DAVID R. THOMPSON, Circuit Judge:

Keith D. Bybee, Sr., acting in some instances for his own account and at other times for customers, bought gold and silver, bullion and coins, from A-Mark Pre[311]*311cious Metals (“A-Mark”). Bybee left a substantial amount of the precious metals on deposit with A-Mark. Unknown to By-bee’s customers, A-Mark held a lien on all of this metal to secure amounts owed by Bybee for purchases on margin. The price of silver dropped, and Bybee liquidated his account, selling to A-Mark at the market price all of the precious metals A-Mark then held on deposit. This sale brought over $2 million, but when Bybee’s debt to A-Mark was settled, only some $300,000 remained. Bybee needed much more than this to settle the accounts of his customers. He tried to make up the shortfall by investing in the commodities market. That effort failed, and he filed for protection under the Bankruptcy Act.

The trustee-in-bankruptcy sought to rescind Bybee’s purchases from A-Mark on the ground that these purchases constituted off-exchange future contracts in violation of the Commodity Exchange Act (“CEA”).1 The trustee also sought to recover the value of the precious metals By-bee sold to A-Mark, asserting that the liquidation of the account constituted a fraudulent transfer under 11 U.S.C. §§ 544 and 548.

The bankruptcy court granted summary judgment in favor of A-Mark on the fraudulent transfer claims. After a trial on the trustee’s CEA claim, the bankruptcy court recommended findings of fact and conclusions of law that Bybee’s purchases from A-Mark did not constitute off-exchange futures contracts, and thus did not violate the CEA.

The district court affirmed summary judgment on the fraudulent transfer claims, and adopted the bankruptcy court’s findings of fact on the CEA claim. The district court concluded that no violation of the CEA had occurred because the transactions between Bybee and A-Mark were non-public transactions between commercial parties.

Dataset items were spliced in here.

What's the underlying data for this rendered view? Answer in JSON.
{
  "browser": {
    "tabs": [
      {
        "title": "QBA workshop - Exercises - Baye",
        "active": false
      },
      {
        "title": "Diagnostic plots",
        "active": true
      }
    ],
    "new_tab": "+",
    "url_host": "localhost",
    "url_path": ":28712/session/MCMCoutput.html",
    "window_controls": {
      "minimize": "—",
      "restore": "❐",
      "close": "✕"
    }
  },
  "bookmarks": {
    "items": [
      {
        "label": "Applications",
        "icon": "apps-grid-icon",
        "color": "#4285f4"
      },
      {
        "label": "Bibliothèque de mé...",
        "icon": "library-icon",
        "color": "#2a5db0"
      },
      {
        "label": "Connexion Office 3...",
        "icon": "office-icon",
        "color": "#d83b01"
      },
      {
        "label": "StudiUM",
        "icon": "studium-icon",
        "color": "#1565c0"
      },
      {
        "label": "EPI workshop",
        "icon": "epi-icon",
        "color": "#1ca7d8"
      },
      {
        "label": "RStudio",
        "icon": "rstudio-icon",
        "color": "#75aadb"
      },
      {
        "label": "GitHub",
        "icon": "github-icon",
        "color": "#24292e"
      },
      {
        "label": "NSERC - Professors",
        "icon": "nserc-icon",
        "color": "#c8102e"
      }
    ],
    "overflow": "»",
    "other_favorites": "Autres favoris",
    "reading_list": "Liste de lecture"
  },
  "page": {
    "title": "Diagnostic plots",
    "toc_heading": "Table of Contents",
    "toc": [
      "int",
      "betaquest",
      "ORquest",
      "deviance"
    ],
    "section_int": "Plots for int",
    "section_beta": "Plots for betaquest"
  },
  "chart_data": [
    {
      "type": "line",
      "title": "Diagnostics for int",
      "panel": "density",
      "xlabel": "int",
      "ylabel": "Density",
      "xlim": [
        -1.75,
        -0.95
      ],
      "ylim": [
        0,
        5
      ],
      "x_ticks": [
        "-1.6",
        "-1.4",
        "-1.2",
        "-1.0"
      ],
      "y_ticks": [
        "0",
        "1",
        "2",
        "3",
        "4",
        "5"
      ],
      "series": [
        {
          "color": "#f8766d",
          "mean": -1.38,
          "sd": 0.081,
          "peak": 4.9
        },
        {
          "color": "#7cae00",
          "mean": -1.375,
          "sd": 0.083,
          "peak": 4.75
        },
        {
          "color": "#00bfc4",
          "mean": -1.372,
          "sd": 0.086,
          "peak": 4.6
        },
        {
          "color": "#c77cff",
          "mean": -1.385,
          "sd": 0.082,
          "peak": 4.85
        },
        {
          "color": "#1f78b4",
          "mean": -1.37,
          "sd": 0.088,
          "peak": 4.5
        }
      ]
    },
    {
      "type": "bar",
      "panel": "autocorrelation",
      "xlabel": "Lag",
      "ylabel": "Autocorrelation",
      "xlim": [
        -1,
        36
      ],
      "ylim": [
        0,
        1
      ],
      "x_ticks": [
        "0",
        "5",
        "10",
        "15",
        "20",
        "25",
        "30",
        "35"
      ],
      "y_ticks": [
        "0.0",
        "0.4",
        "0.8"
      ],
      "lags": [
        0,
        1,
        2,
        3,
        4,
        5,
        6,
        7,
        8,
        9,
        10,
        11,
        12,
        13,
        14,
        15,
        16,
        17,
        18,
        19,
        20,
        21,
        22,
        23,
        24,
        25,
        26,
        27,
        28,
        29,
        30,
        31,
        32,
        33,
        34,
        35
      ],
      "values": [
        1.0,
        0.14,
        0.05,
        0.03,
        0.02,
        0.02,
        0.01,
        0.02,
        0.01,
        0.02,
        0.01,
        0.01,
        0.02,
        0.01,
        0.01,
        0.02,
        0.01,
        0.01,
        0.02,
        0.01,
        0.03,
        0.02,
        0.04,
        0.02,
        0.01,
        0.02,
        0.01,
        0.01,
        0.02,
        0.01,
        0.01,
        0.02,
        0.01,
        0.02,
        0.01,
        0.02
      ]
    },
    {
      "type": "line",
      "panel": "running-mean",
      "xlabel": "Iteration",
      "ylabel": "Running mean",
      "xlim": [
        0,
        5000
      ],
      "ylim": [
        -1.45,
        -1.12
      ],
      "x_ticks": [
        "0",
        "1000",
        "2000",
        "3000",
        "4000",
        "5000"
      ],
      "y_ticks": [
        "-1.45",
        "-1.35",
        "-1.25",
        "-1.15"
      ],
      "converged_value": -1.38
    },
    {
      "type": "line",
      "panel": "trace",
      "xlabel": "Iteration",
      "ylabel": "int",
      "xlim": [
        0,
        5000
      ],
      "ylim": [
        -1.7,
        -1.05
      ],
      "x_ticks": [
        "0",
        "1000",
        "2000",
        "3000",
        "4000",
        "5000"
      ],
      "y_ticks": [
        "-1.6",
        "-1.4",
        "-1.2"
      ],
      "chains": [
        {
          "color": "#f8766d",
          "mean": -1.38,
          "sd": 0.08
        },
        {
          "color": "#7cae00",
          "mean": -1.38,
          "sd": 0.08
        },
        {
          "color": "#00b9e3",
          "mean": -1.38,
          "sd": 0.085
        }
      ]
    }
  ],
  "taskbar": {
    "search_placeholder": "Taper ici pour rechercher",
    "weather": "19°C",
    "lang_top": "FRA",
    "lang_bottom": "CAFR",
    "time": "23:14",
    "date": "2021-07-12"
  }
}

We have jurisdiction under 28 U.S.C. §§ 158(c) and 1291. We affirm in part and remand for further proceedings to award attorney fees to A-Mark for the defense of the fraudulent transfer claims, for which Idaho state law provides the rule of decision, but not for the defense of the claims resolved under federal law.

FACTS

Bybee began buying silver from A-Mark in 1979. He resold the silver to his customers, earning a commission on the sales. Initially, Bybee bought no precious metals from A-Mark unless he had first made arrangements for its resale to one of his retail customers. Later, he bought precious metals for his own account as well as for his customers.

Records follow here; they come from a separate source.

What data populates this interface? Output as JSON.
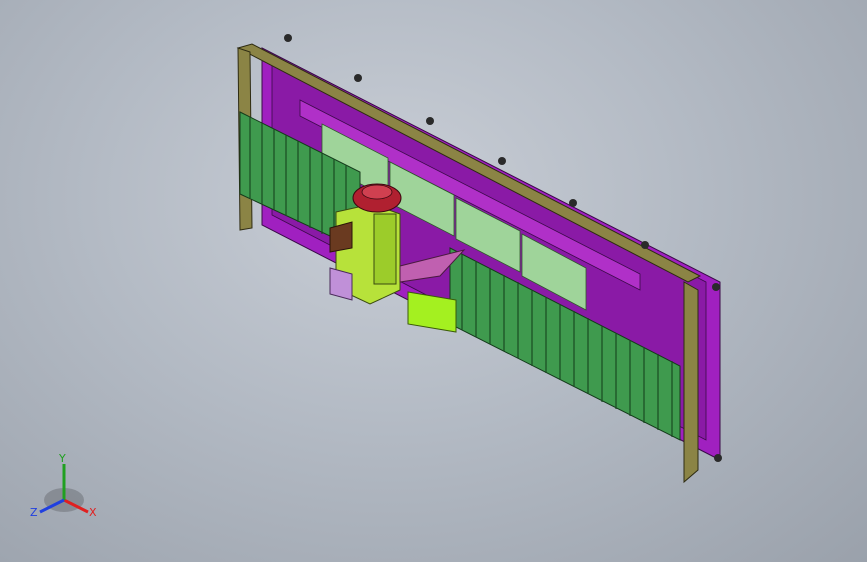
{
  "view": {
    "background_top": "#c9ced6",
    "background_bottom": "#9aa1ab"
  },
  "model": {
    "frame_color": "#a020c0",
    "outer_frame_color": "#8b8445",
    "panel_color": "#3f9a4e",
    "rail_color": "#9fd49a",
    "carriage_color": "#b7e23a",
    "motor_color": "#b02030",
    "bracket_color": "#c060b0"
  },
  "triad": {
    "x_label": "X",
    "y_label": "Y",
    "z_label": "Z",
    "x_color": "#e02020",
    "y_color": "#20a020",
    "z_color": "#2040e0"
  }
}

Bybee bought precious metals from A-Mark pursuant to a form Trading Agreement. This Agreement provided for two types of transactions: “Immediate Delivery Sales and Purchases” and “Deferred Delivery (margin) Sales.” Until April of 1982, most of the purchases involved in this appeal took the form of Immediate Delivery Sales.

In an Immediate Delivery Sale, A-Mark required Bybee to pay cash in full within 48 hours of the purchase. A-Mark then delivered the goods to Bybee or Bybee’s customer. When A-Mark bought metal from Bybee, Bybee was required to deliver the metal to A-Mark within five days. From 1979 until April of 1982, 98% of these transactions resulted in the physical delivery of precious metal to Bybee or his customers.

In a Deferred Delivery Sale, Bybee made an immediate down payment of 20% (later reduced to 10%) and obtained physical delivery upon paying the balance. The balance due A-Mark was secured with a lien on all undelivered metals bought under the Deferred Delivery plan.

Bybee advised his customers that they did not have to take actual delivery but could instead store their metal at A-Mark for up to two years at no cost. In fact, the “storage” was a Deferred Delivery Sale and A-Mark held a lien on the stored metal [312]*312securing all of Bybee’s purchases, both for himself and for his customers, even though a customer may have paid 100% of the purchase price.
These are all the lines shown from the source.